Alors ce conte moderne récupére de ce fameux autre monde que je mentionnais à l'instant nous offre de ces moments que le genre dit "power metal" ne nous habituait plus. Car oui, dans cet autre temps d'ailleurs du futur de je sais plus trop quoi, j'y suis fan de power metal et j'y passe (aussi décidément) pour un vieux con. Evertale en ce sens ravive mon côté old school dit "années 90-début 2000" d'un genre dont la flamme semble s'éteindre. Que nenni ! Après Nautiluz ou Gloryhammer, la rafale Jupiter ou la confirmation Powerwolf, 2013 de cette ère a offert une ultime surprise à ses ouailles avec cette sortie du 21 décembre.

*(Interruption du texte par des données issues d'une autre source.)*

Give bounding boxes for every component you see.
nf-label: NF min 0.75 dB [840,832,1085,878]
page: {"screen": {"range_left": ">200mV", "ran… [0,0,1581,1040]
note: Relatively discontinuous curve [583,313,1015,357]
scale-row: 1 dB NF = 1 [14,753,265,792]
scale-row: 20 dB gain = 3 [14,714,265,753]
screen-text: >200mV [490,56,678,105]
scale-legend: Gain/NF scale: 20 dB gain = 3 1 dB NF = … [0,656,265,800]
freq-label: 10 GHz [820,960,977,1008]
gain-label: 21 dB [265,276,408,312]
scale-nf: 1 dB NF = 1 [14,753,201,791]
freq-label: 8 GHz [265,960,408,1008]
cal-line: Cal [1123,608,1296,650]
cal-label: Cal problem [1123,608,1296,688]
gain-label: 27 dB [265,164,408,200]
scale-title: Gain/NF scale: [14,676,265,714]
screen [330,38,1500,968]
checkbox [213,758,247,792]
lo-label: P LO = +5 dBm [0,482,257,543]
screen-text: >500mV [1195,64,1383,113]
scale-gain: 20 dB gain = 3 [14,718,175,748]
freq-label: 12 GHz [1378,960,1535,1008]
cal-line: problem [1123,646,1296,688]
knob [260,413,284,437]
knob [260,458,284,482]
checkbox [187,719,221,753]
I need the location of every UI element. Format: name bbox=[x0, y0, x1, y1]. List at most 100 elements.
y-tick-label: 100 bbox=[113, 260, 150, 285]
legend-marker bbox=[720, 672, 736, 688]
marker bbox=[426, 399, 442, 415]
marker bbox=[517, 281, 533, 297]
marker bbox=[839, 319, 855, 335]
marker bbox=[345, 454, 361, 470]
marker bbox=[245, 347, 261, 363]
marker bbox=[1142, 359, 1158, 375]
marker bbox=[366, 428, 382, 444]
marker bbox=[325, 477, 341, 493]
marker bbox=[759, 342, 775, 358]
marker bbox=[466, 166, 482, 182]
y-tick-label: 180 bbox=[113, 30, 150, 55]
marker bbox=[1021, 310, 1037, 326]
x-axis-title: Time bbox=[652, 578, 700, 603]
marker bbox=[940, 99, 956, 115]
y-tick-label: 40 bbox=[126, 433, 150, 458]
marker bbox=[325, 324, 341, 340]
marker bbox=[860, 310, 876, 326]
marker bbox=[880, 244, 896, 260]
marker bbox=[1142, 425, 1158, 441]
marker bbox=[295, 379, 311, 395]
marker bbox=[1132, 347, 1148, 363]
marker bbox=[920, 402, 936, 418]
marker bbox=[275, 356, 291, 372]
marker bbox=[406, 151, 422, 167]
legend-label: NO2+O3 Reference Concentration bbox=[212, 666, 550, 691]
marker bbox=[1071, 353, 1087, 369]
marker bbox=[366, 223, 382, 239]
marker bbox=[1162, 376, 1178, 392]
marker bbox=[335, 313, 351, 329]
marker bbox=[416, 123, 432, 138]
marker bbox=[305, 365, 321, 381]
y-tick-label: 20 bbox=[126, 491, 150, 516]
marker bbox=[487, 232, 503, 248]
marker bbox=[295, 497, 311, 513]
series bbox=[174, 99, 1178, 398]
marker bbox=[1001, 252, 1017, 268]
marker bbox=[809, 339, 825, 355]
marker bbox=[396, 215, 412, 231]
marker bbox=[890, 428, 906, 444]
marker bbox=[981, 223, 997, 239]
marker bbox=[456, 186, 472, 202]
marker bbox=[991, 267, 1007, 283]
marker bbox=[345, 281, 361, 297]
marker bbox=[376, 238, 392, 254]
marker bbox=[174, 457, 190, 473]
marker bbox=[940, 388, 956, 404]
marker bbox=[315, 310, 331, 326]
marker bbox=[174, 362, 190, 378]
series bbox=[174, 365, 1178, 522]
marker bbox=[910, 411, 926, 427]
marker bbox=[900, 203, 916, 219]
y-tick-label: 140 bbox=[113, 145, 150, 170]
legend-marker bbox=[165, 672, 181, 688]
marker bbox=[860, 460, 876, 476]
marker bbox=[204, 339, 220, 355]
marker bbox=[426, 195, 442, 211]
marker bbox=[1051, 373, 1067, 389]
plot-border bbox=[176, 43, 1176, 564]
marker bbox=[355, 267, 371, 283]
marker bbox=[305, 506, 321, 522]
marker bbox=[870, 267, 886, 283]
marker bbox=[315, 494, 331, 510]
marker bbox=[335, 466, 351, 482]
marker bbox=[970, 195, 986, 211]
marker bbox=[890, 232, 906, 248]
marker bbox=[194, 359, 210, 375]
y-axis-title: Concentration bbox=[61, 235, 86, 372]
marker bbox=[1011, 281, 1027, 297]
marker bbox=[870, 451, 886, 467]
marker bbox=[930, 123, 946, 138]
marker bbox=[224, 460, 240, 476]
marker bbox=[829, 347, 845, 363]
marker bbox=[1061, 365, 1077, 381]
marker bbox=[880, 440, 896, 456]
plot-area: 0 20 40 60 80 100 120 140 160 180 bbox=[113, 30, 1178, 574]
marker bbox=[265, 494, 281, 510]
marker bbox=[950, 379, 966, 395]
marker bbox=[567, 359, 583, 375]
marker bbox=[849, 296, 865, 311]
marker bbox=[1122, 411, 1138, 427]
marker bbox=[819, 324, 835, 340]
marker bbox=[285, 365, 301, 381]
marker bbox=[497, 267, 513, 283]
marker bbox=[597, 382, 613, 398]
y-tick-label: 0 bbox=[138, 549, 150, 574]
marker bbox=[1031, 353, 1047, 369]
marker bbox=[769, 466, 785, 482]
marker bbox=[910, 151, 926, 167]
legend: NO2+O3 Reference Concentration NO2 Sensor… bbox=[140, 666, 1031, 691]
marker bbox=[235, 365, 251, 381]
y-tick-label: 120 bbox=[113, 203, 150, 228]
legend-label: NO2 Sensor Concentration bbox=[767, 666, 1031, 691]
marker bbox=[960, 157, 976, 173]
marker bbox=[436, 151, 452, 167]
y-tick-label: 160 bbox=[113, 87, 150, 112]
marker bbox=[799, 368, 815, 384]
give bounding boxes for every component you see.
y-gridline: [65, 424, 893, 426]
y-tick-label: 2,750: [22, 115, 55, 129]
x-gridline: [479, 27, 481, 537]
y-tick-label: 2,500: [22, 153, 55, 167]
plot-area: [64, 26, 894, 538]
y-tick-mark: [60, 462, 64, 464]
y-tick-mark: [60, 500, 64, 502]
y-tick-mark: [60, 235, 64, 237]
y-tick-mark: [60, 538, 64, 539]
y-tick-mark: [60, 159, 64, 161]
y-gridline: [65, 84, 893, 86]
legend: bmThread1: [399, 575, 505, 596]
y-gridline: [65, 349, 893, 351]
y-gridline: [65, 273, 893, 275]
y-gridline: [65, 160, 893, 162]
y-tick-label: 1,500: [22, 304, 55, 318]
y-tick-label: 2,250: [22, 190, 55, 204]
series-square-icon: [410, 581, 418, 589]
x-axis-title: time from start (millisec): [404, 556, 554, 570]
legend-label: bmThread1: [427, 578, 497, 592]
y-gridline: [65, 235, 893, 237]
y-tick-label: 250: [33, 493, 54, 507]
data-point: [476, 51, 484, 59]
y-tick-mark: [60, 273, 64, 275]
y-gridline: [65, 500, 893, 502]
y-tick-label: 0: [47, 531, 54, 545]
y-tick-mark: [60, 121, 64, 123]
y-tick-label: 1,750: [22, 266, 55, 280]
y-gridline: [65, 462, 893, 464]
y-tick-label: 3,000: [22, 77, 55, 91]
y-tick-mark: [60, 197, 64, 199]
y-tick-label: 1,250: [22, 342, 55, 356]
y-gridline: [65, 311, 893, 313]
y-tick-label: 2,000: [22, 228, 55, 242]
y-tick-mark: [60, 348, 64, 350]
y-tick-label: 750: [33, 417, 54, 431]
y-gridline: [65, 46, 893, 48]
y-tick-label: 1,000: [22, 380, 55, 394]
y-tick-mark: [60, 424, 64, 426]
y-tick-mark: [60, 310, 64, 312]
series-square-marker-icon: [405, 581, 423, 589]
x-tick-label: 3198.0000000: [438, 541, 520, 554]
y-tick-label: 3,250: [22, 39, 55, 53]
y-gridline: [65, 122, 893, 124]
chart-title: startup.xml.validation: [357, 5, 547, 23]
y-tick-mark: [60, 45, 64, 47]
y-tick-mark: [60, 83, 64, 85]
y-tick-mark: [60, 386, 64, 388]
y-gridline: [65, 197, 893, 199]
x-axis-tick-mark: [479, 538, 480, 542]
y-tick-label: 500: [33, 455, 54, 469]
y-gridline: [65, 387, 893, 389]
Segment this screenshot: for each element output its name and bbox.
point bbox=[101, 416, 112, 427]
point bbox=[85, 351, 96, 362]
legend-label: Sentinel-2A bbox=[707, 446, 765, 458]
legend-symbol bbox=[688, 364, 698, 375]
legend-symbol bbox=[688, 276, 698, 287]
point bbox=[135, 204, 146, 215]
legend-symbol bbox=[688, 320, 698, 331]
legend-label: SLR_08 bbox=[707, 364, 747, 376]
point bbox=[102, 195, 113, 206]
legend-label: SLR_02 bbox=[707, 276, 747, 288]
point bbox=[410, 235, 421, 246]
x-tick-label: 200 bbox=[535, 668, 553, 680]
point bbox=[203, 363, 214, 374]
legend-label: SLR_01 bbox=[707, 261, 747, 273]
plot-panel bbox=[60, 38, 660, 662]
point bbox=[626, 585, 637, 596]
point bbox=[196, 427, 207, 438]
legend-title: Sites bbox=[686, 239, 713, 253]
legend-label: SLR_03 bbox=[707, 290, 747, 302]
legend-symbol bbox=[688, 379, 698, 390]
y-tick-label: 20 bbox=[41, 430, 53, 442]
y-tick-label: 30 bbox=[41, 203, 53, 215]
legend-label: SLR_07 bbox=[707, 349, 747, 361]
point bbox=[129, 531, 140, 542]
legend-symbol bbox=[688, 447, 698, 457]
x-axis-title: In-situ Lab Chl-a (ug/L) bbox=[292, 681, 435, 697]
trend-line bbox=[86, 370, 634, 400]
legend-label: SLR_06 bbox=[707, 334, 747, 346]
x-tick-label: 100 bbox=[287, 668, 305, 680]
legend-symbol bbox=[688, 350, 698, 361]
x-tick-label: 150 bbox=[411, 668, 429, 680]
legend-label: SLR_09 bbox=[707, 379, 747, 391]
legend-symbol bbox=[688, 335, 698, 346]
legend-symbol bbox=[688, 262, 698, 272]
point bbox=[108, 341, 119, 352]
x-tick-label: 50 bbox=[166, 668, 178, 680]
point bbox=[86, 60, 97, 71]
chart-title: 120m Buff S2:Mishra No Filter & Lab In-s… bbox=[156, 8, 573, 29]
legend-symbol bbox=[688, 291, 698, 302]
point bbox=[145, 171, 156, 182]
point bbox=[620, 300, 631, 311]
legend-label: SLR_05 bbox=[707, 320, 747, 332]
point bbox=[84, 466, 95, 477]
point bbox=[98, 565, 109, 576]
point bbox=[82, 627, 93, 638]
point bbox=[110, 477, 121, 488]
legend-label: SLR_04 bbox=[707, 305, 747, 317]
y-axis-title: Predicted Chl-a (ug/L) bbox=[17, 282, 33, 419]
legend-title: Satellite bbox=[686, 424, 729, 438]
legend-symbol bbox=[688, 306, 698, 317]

Bon par contre c'est long. Pour un conte musical aussi rugueux et souvent direct aux mélodies envolées et cavalcadées à souhait comme le prouve de suite le premier morceau "In the Sigh of the Valiant Warrior" (qui marche du tonnerre en mode single qui ouvre les hostilités), il faut se les enquiller les 1h17 de musique (1h22 si on compte le bonus digital tiens)... ! Oui, vous avez bien lu, alors bon appétit car c'est quasiment un album double qui nous est offert.
Au milieu de ce joyeux bordel traine parfois quelques titres un peu inutiles sans être véritablement mauvais ("As Tarsis Falls" ou un "The Last Knight" très sympa mais qui ne décolle pas dans son chorus et regorge de clichés), certaines mélodies vocales par exemple se perdent en complexité. L'effet Blind Guardian ? Sérieusement le groupe culte de nos bien aimés amateurs du Silmarillon (notre génèse à tous, à l'époque où j'étais encore un simple Valar) est clairement l'inspiration n°1 de Evertale. Ainsi, comme sur le mythique Nightfall in Middle-Earth, on se retrouve avec quelques transitions, moins en rupture narrative mais qui semblent bien confirmer que l'album ainsi écouté est conceptuel. On pardonnera donc les longueurs, les maladresses dues au premier disque réalisé qui plus est en totale autoprod et sorti sur le label du groupe, pour se concentrer sur l'aspect musical.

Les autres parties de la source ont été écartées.